I noticed analysis from various sources showing a troubling trend: Google Search offered more impressions and AI Overview visibility but resulted in fewer clicks. This was especially evident with non-branded, informational queries where AI Overview overshadowed classic results.

Brands mentioned in AI Overviews saw improved CTR, whereas those outside these features lost prominence, emphasizing that AI visibility is pivotal in driving successful outcomes.

1. R.I.P., num=100

Google’s removal of the &num=100 search parameter has widely impacted the SEO industry, disrupting rank-tracking tools and coinciding with a noticeable decrease in Google Search Console impressions and query counts.

Initial evaluations suggested that the majority of sites experienced reduced visibility, especially beyond Page 1, hinting at historic overreported metrics and a more realistic view of organic performance going forward.


Inspired by this post on Search Engine Land.
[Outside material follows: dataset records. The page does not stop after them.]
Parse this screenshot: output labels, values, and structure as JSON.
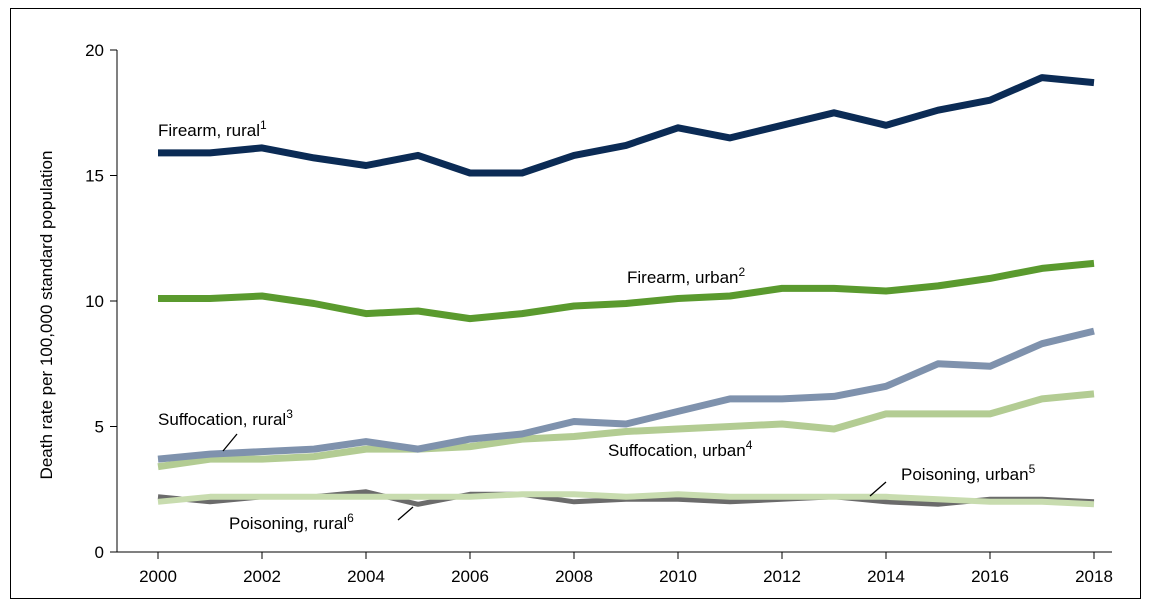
{
  "chart_data": {
    "type": "line",
    "ylabel": "Death rate per 100,000 standard population",
    "xlabel": "",
    "ylim": [
      0,
      20
    ],
    "xlim": [
      2000,
      2018
    ],
    "y_ticks": [
      "0",
      "5",
      "10",
      "15",
      "20"
    ],
    "x_ticks": [
      "2000",
      "2002",
      "2004",
      "2006",
      "2008",
      "2010",
      "2012",
      "2014",
      "2016",
      "2018"
    ],
    "x": [
      2000,
      2001,
      2002,
      2003,
      2004,
      2005,
      2006,
      2007,
      2008,
      2009,
      2010,
      2011,
      2012,
      2013,
      2014,
      2015,
      2016,
      2017,
      2018
    ],
    "series": [
      {
        "key": "firearm_rural",
        "label": "Firearm, rural",
        "sup": "1",
        "color": "#0b2b55",
        "values": [
          15.9,
          15.9,
          16.1,
          15.7,
          15.4,
          15.8,
          15.1,
          15.1,
          15.8,
          16.2,
          16.9,
          16.5,
          17.0,
          17.5,
          17.0,
          17.6,
          18.0,
          18.9,
          18.7
        ]
      },
      {
        "key": "firearm_urban",
        "label": "Firearm, urban",
        "sup": "2",
        "color": "#5a9a2e",
        "values": [
          10.1,
          10.1,
          10.2,
          9.9,
          9.5,
          9.6,
          9.3,
          9.5,
          9.8,
          9.9,
          10.1,
          10.2,
          10.5,
          10.5,
          10.4,
          10.6,
          10.9,
          11.3,
          11.5
        ]
      },
      {
        "key": "suffocation_rural",
        "label": "Suffocation, rural",
        "sup": "3",
        "color": "#7f92ad",
        "values": [
          3.7,
          3.9,
          4.0,
          4.1,
          4.4,
          4.1,
          4.5,
          4.7,
          5.2,
          5.1,
          5.6,
          6.1,
          6.1,
          6.2,
          6.6,
          7.5,
          7.4,
          8.3,
          8.8
        ]
      },
      {
        "key": "suffocation_urban",
        "label": "Suffocation, urban",
        "sup": "4",
        "color": "#b3cc93",
        "values": [
          3.4,
          3.7,
          3.7,
          3.8,
          4.1,
          4.1,
          4.2,
          4.5,
          4.6,
          4.8,
          4.9,
          5.0,
          5.1,
          4.9,
          5.5,
          5.5,
          5.5,
          6.1,
          6.3
        ]
      },
      {
        "key": "poisoning_rural",
        "label": "Poisoning, rural",
        "sup": "6",
        "color": "#6b6b6b",
        "values": [
          2.2,
          2.0,
          2.2,
          2.2,
          2.4,
          1.9,
          2.3,
          2.3,
          2.0,
          2.1,
          2.1,
          2.0,
          2.1,
          2.2,
          2.0,
          1.9,
          2.1,
          2.1,
          2.0
        ]
      },
      {
        "key": "poisoning_urban",
        "label": "Poisoning, urban",
        "sup": "5",
        "color": "#c8dcaf",
        "values": [
          2.0,
          2.2,
          2.2,
          2.2,
          2.2,
          2.2,
          2.2,
          2.3,
          2.3,
          2.2,
          2.3,
          2.2,
          2.2,
          2.2,
          2.2,
          2.1,
          2.0,
          2.0,
          1.9
        ]
      }
    ],
    "legend": "inline labels"
  }
}
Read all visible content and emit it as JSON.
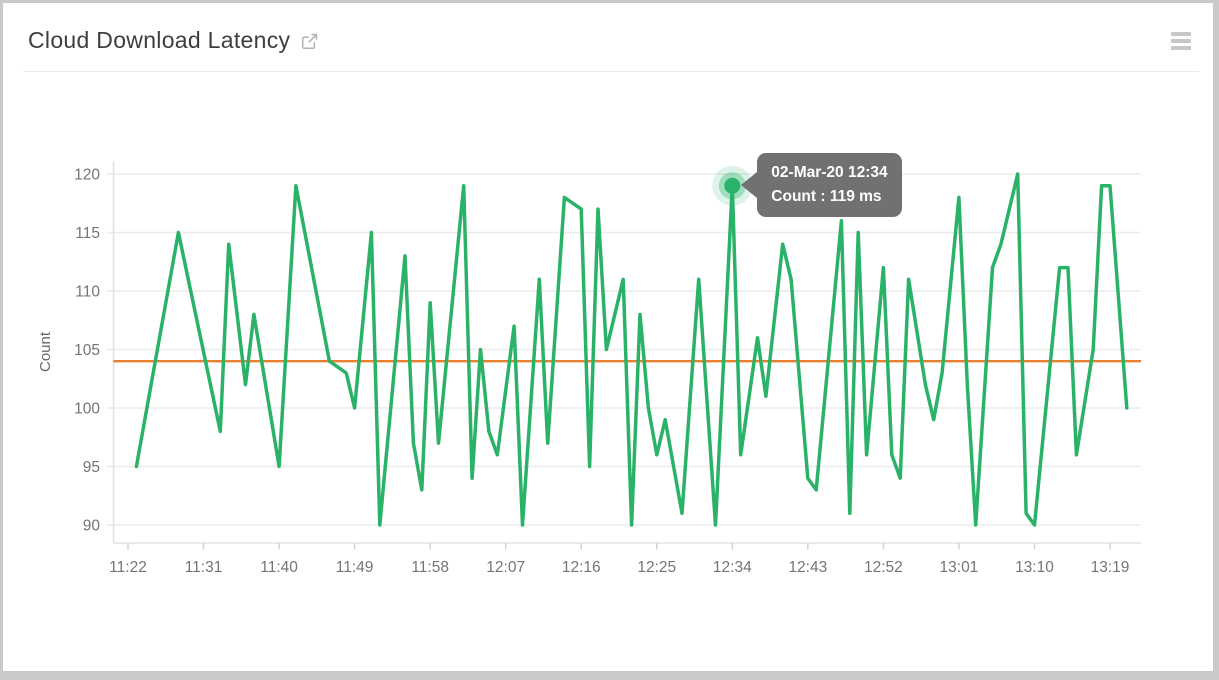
{
  "header": {
    "title": "Cloud Download Latency",
    "external_link_icon": "external-link",
    "menu_icon": "hamburger-menu"
  },
  "chart_data": {
    "type": "line",
    "title": "Cloud Download Latency",
    "xlabel": "",
    "ylabel": "Count",
    "ylim": [
      90,
      120
    ],
    "grid": "horizontal",
    "legend_position": "none",
    "y_ticks": [
      120,
      115,
      110,
      105,
      100,
      95,
      90
    ],
    "x_ticks": [
      "11:22",
      "11:31",
      "11:40",
      "11:49",
      "11:58",
      "12:07",
      "12:16",
      "12:25",
      "12:34",
      "12:43",
      "12:52",
      "13:01",
      "13:10",
      "13:19"
    ],
    "series": [
      {
        "name": "Count",
        "unit": "ms",
        "color": "#2bb269",
        "x": [
          "11:23",
          "11:28",
          "11:33",
          "11:34",
          "11:36",
          "11:37",
          "11:40",
          "11:42",
          "11:46",
          "11:48",
          "11:49",
          "11:51",
          "11:52",
          "11:55",
          "11:56",
          "11:57",
          "11:58",
          "11:59",
          "12:02",
          "12:03",
          "12:04",
          "12:05",
          "12:06",
          "12:08",
          "12:09",
          "12:11",
          "12:12",
          "12:14",
          "12:16",
          "12:17",
          "12:18",
          "12:19",
          "12:21",
          "12:22",
          "12:23",
          "12:24",
          "12:25",
          "12:26",
          "12:28",
          "12:30",
          "12:32",
          "12:34",
          "12:35",
          "12:37",
          "12:38",
          "12:40",
          "12:41",
          "12:43",
          "12:44",
          "12:47",
          "12:48",
          "12:49",
          "12:50",
          "12:52",
          "12:53",
          "12:54",
          "12:55",
          "12:57",
          "12:58",
          "12:59",
          "13:01",
          "13:02",
          "13:03",
          "13:05",
          "13:06",
          "13:08",
          "13:09",
          "13:10",
          "13:13",
          "13:14",
          "13:15",
          "13:17",
          "13:18",
          "13:19",
          "13:21"
        ],
        "values": [
          95,
          115,
          98,
          114,
          102,
          108,
          95,
          119,
          104,
          103,
          100,
          115,
          90,
          113,
          97,
          93,
          109,
          97,
          119,
          94,
          105,
          98,
          96,
          107,
          90,
          111,
          97,
          118,
          117,
          95,
          117,
          105,
          111,
          90,
          108,
          100,
          96,
          99,
          91,
          111,
          90,
          119,
          96,
          106,
          101,
          114,
          111,
          94,
          93,
          116,
          91,
          115,
          96,
          112,
          96,
          94,
          111,
          102,
          99,
          103,
          118,
          102,
          90,
          112,
          114,
          120,
          91,
          90,
          112,
          112,
          96,
          105,
          119,
          119,
          100
        ]
      }
    ],
    "threshold": {
      "value": 104,
      "color": "#e8802f"
    },
    "marker": {
      "x": "12:34",
      "value": 119,
      "color": "#2bb269"
    },
    "tooltip": {
      "line1": "02-Mar-20 12:34",
      "line2": "Count : 119 ms"
    }
  },
  "colors": {
    "card_bg": "#ffffff",
    "frame": "#c9c9c9",
    "gridline": "#ececec",
    "axis": "#e3e3e3",
    "tick": "#cfcfcf",
    "tick_text": "#757575",
    "tooltip_bg": "#717171",
    "title_text": "#3e3e3e"
  }
}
crushpress.ai community screenshot

FAQs

What is the main SEO theme covered in this 2025 recap?

The recap focuses on how AI moved into the core of search in 2025. It highlights Google AI Overviews, AI Mode, AI-generated content policies, and changes affecting clicks, tracking, and search visibility.

How did Google AI Overviews affect search clicks in 2025?

The article says analysis from multiple sources showed more impressions and AI Overview visibility but fewer clicks, especially for non-branded informational queries. It also notes that brands mentioned in AI Overviews saw stronger CTR while brands outside them lost prominence.

What happened with Google's num=100 search parameter?

Google removed support for the &num=100 search parameter, disrupting rank-tracking tools and coinciding with lower Search Console impressions and query counts. The article says this may have exposed historically overreported visibility beyond Page 1.

Does the article say SEO is being replaced by GEO or AEO?

No. The article says Google rejected new terms such as GEO and AEO and maintained that strong SEO practices also support visibility in AI Overviews and related AI search experiences.

What did the post report about Google AI Mode?

The post describes Google AI Mode expanding from a trial into a near-default, more comprehensive search experience. It also notes concerns around transparency, referral tracking, and how its data was merged with standard Search Console reports.

Why was HubSpot included in the top SEO changes?

HubSpot was included because its organic traffic reportedly fell from 13.5 million to 8.6 million within a month, mainly affecting its blog. The article says SEOs connected the drop to broad, thin content that was not aligned with HubSpot’s core expertise.

What did the article say about AI-generated content?

The article says Google took a stricter stance by instructing quality raters to give the Lowest ratings to predominantly auto-generated pages. It also mentions expanded spam definitions targeting scaled, low-effort AI content implementations.